Did she know something?
And why did her pretty blue gaze keep skipping around the room, landing at various points before settling on the dog and then racing around the room again?
After another tense fifteen minutes with Hayley persisting in her belief that she had some right to Bo’s belongings, Darby finally gave in.
“Would you just take the clothes already? I want them out of the house. Give them to charity when you’re ready.”
“I’ll never be ready to give up my Bow-tie’s things.”
Darby had remained stoic throughout the mix of sobbing tears and hard-edged rants, but something softened in her eyes when Hayley reached for the bag. Something that smacked quite a bit of compassion for the younger woman and all she’d lost.

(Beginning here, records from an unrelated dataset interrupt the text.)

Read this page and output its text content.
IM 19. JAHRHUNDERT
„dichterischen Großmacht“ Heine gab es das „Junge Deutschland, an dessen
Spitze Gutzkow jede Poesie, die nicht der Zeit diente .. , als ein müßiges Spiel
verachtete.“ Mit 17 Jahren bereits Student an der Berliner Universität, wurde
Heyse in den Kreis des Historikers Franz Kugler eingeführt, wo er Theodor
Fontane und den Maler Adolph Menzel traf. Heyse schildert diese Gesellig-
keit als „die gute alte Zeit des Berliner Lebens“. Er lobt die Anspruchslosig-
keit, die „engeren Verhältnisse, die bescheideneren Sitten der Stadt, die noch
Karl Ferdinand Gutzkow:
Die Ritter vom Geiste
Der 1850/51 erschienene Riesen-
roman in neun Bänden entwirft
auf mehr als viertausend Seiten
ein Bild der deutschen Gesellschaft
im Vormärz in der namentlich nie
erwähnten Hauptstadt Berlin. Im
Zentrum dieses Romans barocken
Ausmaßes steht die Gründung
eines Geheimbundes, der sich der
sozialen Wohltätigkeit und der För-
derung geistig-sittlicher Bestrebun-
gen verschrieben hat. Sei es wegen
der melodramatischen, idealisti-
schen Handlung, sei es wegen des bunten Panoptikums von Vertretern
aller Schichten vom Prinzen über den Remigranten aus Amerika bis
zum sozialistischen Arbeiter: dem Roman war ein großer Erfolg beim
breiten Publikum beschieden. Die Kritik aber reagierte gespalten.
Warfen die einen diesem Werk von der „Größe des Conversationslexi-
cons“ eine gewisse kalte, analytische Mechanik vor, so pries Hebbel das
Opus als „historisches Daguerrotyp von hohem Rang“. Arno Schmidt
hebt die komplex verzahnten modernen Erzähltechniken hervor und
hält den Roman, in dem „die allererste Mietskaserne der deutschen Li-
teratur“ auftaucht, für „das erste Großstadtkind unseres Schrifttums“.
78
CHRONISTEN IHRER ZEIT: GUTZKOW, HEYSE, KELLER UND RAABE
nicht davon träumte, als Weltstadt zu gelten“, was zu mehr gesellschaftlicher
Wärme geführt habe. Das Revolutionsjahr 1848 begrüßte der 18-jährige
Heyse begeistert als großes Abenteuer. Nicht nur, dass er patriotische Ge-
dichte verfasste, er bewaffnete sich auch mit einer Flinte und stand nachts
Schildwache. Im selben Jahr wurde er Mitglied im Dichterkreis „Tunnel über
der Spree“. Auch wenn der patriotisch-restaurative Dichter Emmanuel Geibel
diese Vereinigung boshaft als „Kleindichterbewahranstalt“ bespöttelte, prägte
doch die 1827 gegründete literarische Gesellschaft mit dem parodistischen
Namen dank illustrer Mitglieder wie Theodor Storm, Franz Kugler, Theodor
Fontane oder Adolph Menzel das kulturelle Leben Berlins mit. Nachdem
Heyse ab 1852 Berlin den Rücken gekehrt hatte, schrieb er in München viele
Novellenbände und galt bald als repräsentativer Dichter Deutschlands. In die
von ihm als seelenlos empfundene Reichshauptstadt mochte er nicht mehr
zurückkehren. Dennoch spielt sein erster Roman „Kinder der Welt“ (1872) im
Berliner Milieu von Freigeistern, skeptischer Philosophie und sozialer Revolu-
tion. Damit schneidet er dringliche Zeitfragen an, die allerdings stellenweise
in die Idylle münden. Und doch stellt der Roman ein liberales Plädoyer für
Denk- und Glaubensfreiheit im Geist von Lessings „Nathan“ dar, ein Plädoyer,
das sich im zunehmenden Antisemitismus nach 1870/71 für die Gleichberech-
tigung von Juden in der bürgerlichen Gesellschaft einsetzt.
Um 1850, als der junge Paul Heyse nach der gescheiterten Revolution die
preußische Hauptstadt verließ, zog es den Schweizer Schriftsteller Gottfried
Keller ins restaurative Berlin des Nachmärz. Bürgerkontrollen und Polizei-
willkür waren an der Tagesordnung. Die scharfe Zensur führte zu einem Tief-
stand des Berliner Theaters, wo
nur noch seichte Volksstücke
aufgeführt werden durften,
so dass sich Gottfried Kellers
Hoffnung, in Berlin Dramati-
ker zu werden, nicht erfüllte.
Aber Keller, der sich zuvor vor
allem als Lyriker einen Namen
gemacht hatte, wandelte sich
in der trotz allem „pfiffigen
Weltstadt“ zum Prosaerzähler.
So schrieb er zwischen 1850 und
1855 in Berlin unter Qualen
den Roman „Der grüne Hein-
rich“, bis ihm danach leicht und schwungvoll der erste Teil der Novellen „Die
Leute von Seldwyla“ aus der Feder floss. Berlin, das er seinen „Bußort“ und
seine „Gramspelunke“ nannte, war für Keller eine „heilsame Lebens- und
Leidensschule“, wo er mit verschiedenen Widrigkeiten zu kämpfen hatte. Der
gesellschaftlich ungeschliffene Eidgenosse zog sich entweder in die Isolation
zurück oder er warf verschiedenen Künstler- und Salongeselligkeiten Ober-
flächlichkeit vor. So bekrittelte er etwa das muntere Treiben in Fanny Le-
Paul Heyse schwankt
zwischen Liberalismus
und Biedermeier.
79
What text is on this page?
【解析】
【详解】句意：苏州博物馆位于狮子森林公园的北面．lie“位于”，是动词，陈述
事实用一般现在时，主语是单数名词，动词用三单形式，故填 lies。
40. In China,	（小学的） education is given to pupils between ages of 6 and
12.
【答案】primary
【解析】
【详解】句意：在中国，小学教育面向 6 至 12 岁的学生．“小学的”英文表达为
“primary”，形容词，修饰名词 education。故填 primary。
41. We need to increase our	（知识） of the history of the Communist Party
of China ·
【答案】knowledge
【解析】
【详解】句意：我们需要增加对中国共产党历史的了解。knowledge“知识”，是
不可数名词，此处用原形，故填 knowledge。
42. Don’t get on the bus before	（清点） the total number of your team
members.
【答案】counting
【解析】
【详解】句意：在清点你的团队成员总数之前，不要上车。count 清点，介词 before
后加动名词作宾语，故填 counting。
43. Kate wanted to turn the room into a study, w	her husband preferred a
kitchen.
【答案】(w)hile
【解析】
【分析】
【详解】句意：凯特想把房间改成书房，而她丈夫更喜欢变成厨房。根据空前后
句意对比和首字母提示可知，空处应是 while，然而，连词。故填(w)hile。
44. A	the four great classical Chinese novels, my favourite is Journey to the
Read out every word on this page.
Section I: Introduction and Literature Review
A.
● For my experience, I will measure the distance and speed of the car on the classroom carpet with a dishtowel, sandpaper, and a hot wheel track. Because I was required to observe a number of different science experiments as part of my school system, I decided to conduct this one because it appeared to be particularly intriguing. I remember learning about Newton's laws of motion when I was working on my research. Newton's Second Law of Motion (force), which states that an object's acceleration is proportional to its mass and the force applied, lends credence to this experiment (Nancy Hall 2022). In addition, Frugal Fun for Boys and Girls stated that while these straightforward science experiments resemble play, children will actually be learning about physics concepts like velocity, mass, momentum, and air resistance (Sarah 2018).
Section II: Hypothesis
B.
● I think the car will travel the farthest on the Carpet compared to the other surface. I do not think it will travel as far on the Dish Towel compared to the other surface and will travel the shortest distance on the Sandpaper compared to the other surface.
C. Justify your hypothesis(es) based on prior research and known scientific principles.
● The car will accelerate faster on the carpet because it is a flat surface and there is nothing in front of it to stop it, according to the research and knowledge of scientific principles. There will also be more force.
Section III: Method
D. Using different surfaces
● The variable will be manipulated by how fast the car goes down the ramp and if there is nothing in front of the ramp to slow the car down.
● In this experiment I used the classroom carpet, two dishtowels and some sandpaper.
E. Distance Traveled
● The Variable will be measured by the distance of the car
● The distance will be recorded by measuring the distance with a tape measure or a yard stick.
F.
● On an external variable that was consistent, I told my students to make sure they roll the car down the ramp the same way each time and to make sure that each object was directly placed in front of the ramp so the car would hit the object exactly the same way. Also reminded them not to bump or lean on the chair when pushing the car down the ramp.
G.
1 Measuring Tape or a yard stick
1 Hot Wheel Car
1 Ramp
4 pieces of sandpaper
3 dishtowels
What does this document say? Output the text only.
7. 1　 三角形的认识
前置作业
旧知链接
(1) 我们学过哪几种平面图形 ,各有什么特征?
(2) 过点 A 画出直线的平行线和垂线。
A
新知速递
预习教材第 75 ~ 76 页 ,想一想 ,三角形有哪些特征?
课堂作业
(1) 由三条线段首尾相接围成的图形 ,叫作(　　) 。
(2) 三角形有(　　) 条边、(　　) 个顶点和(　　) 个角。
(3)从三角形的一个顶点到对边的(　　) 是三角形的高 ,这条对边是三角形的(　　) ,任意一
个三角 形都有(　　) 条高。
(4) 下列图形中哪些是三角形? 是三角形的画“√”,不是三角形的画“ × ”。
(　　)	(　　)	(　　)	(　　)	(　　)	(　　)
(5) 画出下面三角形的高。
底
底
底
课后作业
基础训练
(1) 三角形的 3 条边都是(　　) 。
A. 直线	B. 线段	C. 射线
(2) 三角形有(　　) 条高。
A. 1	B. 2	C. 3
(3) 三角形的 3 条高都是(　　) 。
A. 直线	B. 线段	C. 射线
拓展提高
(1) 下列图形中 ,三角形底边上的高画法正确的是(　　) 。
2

On a hard cough, he excused himself from the couch and walked to the large bag that had been at the center of their tussle. “I can carry this out to the car for you, Miss Patton.”
Hayley got off the couch and followed him, her sobs fading away to be replaced with a surprising amount of venom. “You’re cold and heartless, Darby Gage. You stole a dead man’s home and now want to erase all trace of him. Bo was right to leave you.”
Whatever calm Finn had managed to inject into the room vanished at Hayley’s parting shot. The compassion now gone, Darby pointed to where he stood holding the large bag of clothes. Her voice carried the slightest quaver, but her hand was firm and steady.
“Take what you came for and get out of my house.”